Excellent! ..that would make for an interesting epitaph.

Grimace, glad you feel safe with your solution, and who knows, it may be just fine. Besides, if you do have a problem, I'm sure that Newbee will step up and pay for half the damages.
Grimace....I hate to break the news to you, but by using a cheater plug, you are ruining your now hum-free sound. I suggest you find the grounding problem and do it right.
I have no idea if this will solve your problem, but I took a look at your system pics, and it looks like the amp is next to the TT and the preamp is under it? Perhaps reposition those components? Try the amp on a floor with some sort of platform or coupling/decoupling, once you sort out the hum issue?
Hum is one of my nightmare issues, because I run really efficient speakers and you can hear every gremlin. You might also look at what else you have plugged in, even if you are using dedicated lines. I know that a humidifier plugged into a bedroom will create hum in my system, although i have a separate subpanel and dedicated lines. Ditto, some low intensity lighting in our kitchen.
Good luck. I came from the 'Burgh. Used to go to Opus One, long gone.
Well again, the power supply - a PS Audio something-or-other - is still grounded. The cheater is between the preamp and the power supply, and the power supply still has a protection circuit, so I think the risk is pretty low. The amp, which is the big power draw, is still grounded.

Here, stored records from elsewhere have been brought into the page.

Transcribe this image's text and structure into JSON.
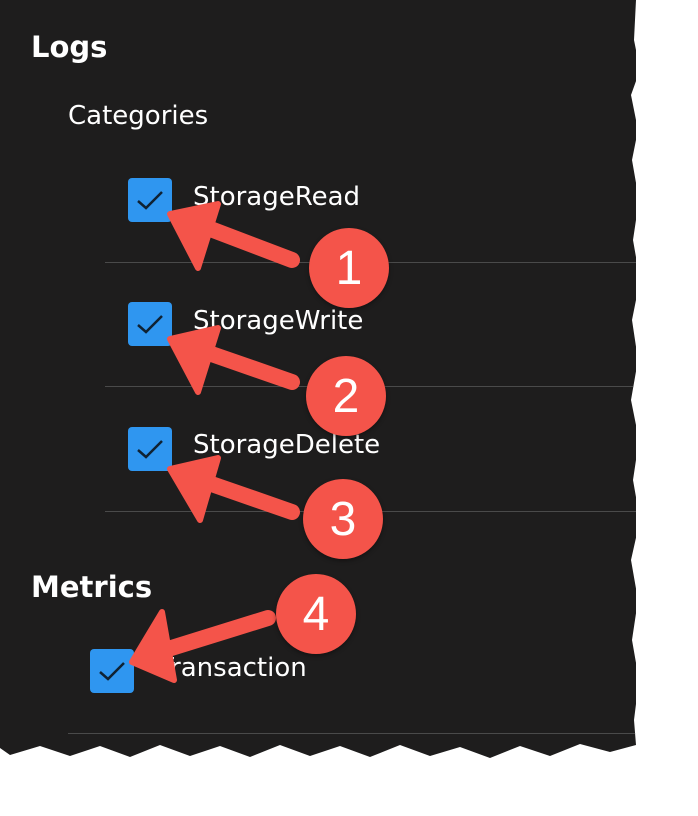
{
  "logs": {
    "heading": "Logs",
    "categories_label": "Categories",
    "items": [
      {
        "label": "StorageRead",
        "checked": true
      },
      {
        "label": "StorageWrite",
        "checked": true
      },
      {
        "label": "StorageDelete",
        "checked": true
      }
    ]
  },
  "metrics": {
    "heading": "Metrics",
    "items": [
      {
        "label": "Transaction",
        "checked": true
      }
    ]
  },
  "callouts": [
    "1",
    "2",
    "3",
    "4"
  ],
  "colors": {
    "panel_bg": "#1e1d1d",
    "checkbox": "#2f96f0",
    "callout": "#f4544a"
  }
}
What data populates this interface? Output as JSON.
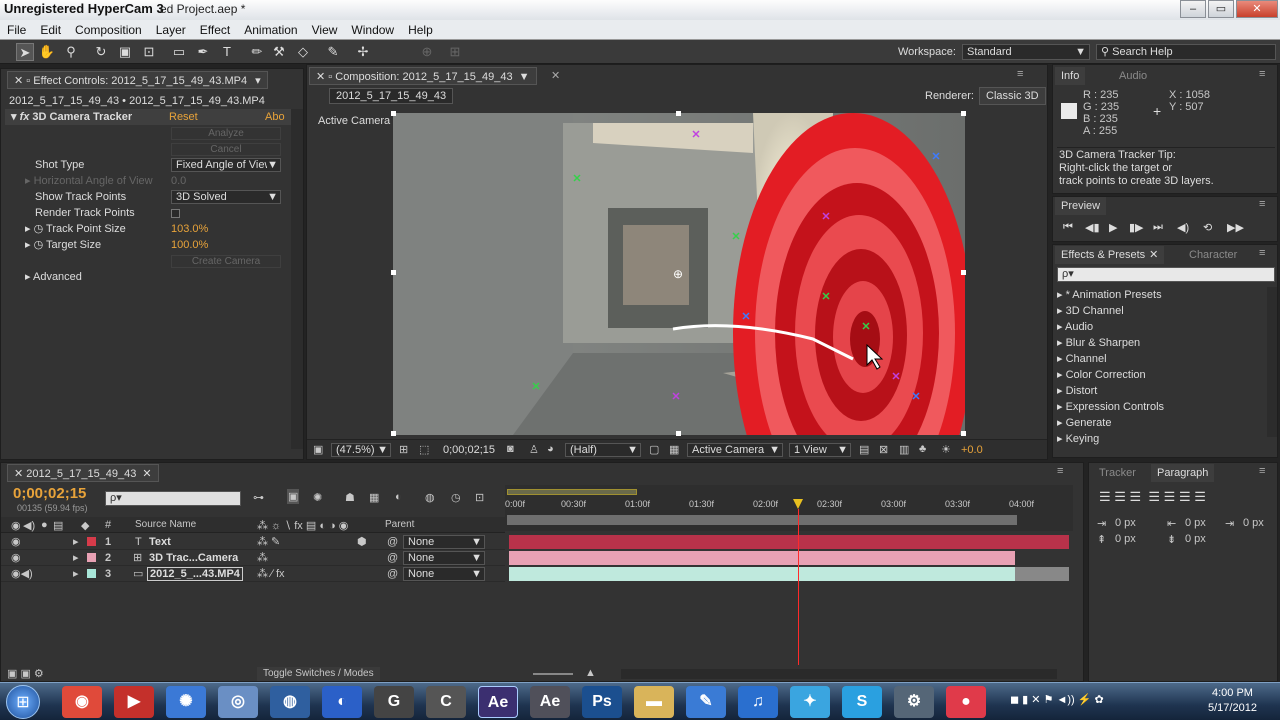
{
  "window": {
    "title": "Unregistered HyperCam 3",
    "title_tail": "ed Project.aep *",
    "min": "–",
    "max": "▭",
    "close": "✕"
  },
  "menu": [
    "File",
    "Edit",
    "Composition",
    "Layer",
    "Effect",
    "Animation",
    "View",
    "Window",
    "Help"
  ],
  "workspace": {
    "label": "Workspace:",
    "value": "Standard"
  },
  "search_help": "Search Help",
  "effect_controls": {
    "tab": "Effect Controls: 2012_5_17_15_49_43.MP4",
    "subheader": "2012_5_17_15_49_43 • 2012_5_17_15_49_43.MP4",
    "fx_name": "3D Camera Tracker",
    "reset": "Reset",
    "about": "Abo",
    "analyze": "Analyze",
    "cancel": "Cancel",
    "shot_type_label": "Shot Type",
    "shot_type_value": "Fixed Angle of View",
    "hav_label": "Horizontal Angle of View",
    "hav_value": "0.0",
    "show_tp_label": "Show Track Points",
    "show_tp_value": "3D Solved",
    "render_tp_label": "Render Track Points",
    "tp_size_label": "Track Point Size",
    "tp_size_value": "103.0%",
    "target_size_label": "Target Size",
    "target_size_value": "100.0%",
    "create_camera": "Create Camera",
    "advanced": "Advanced"
  },
  "composition": {
    "tab": "Composition: 2012_5_17_15_49_43",
    "subtab": "2012_5_17_15_49_43",
    "renderer_label": "Renderer:",
    "renderer_value": "Classic 3D",
    "active_camera": "Active Camera",
    "zoom": "(47.5%)",
    "timecode": "0;00;02;15",
    "resolution": "(Half)",
    "camera_view": "Active Camera",
    "views": "1 View",
    "exposure": "+0.0"
  },
  "info": {
    "tab_info": "Info",
    "tab_audio": "Audio",
    "r": "R : 235",
    "g": "G : 235",
    "b": "B : 235",
    "a": "A : 255",
    "x": "X : 1058",
    "y": "Y : 507",
    "tip_title": "3D Camera Tracker Tip:",
    "tip_line1": "Right-click the target or",
    "tip_line2": "track points to create 3D layers."
  },
  "preview": {
    "tab": "Preview"
  },
  "effects_presets": {
    "tab": "Effects & Presets",
    "tab2": "Character",
    "search_placeholder": "ρ▾",
    "items": [
      "* Animation Presets",
      "3D Channel",
      "Audio",
      "Blur & Sharpen",
      "Channel",
      "Color Correction",
      "Distort",
      "Expression Controls",
      "Generate",
      "Keying"
    ]
  },
  "timeline": {
    "tab": "2012_5_17_15_49_43",
    "timecode": "0;00;02;15",
    "frames": "00135 (59.94 fps)",
    "col_source": "Source Name",
    "col_parent": "Parent",
    "ruler": [
      "0:00f",
      "00:30f",
      "01:00f",
      "01:30f",
      "02:00f",
      "02:30f",
      "03:00f",
      "03:30f",
      "04:00f"
    ],
    "layers": [
      {
        "num": "1",
        "name": "Text",
        "parent": "None",
        "color": "#d63b4a"
      },
      {
        "num": "2",
        "name": "3D Trac...Camera",
        "parent": "None",
        "color": "#e8a1b4"
      },
      {
        "num": "3",
        "name": "2012_5_...43.MP4",
        "parent": "None",
        "color": "#a8e6d8"
      }
    ],
    "toggle": "Toggle Switches / Modes"
  },
  "tracker": {
    "tab": "Tracker",
    "tab2": "Paragraph",
    "px_values": [
      "0 px",
      "0 px",
      "0 px",
      "0 px",
      "0 px"
    ]
  },
  "clock": {
    "time": "4:00 PM",
    "date": "5/17/2012"
  },
  "taskbar_icons": [
    {
      "name": "chrome",
      "label": "◉",
      "color": "#e04a3a"
    },
    {
      "name": "youtube",
      "label": "▶",
      "color": "#c4302b"
    },
    {
      "name": "network",
      "label": "✺",
      "color": "#3b79d6"
    },
    {
      "name": "safari",
      "label": "◎",
      "color": "#6a8fc4"
    },
    {
      "name": "blender",
      "label": "◍",
      "color": "#2f5f9f"
    },
    {
      "name": "firefox",
      "label": "◐",
      "color": "#2b60c8"
    },
    {
      "name": "cinema4d",
      "label": "G",
      "color": "#444444"
    },
    {
      "name": "gimp",
      "label": "C",
      "color": "#555555"
    },
    {
      "name": "after-effects",
      "label": "Ae",
      "color": "#3b2f70"
    },
    {
      "name": "after-effects-2",
      "label": "Ae",
      "color": "#50505a"
    },
    {
      "name": "photoshop",
      "label": "Ps",
      "color": "#1b4f8f"
    },
    {
      "name": "folder",
      "label": "▬",
      "color": "#d9b45a"
    },
    {
      "name": "notepad",
      "label": "✎",
      "color": "#3a7bd5"
    },
    {
      "name": "itunes",
      "label": "♫",
      "color": "#2a6fcf"
    },
    {
      "name": "twitter",
      "label": "✦",
      "color": "#3aa5e0"
    },
    {
      "name": "skype",
      "label": "S",
      "color": "#2aa0e0"
    },
    {
      "name": "tool",
      "label": "⚙",
      "color": "#556677"
    },
    {
      "name": "record",
      "label": "●",
      "color": "#e03a4a"
    }
  ]
}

I might check on the polarity thing though. It couldn't hurt.
I remember a story told to me by a California Highway Patrol Officer during my traffic ticket class. Very fun and funny class believe it or not and we were laughing from start to finish, but we learned lessons. He kept interrupting his stories with the words "I think I can make it" Whereby, all traffic offenders would constantly think this before they did something stupid or foolish. Everytime, before he would recite some traffic story or horrific accident, he would say "I think I can make it" The same holds true in the case of electricity and the very foolish desire for many to bypase their home and system electrical protection by using a $0.35 cheater plug to eliminate the house's ground protection. "I think I can make it". No problem until you have that one electrical fault that you never saw coming. Does anyone ever really expect an accident or see it coming? Your equipment will fry, you, your family, pet, kids, wife, etc. will be electrocuted if you bypass your ground protection by this simple and easy $0.35 fix. it is there for a reason. You are not an electrician. Well most of you are not. Please do not use cheater plugs. It is relatively simply to determine which component is causing the ground loop or hum. this is discussed in detail in previous posts and If you desire I can give you a step by step instructions on how to find the problem. Typically, when all is said and done, it could be a home wiring problem (which is potentially dangerous anyway and should be corrected) or some piece of your system is faulty. isolating equipment like we demonstrate will tell you which is faulty. now faulty may mean simply that the internal grounding is not well thought out and the equipment should be repaired or replaced. You have to understand that some designers are very good with analog audio circuitry but are lacking on electrical star grounding techniques, or they connect the signal ground to system or chasis ground which is also a no-no, and that very good piece of equipment will cause a ground loop because of faulty internal grounding. using a cheater plug doesn't fix anything. It masks an existing electrical problem which will eventually come back to haunt you in very nasty ways. "I think I can make it"

please find and fix the problem.

Look at any "dimmer switches" you may have in your home. Notorious source of hum.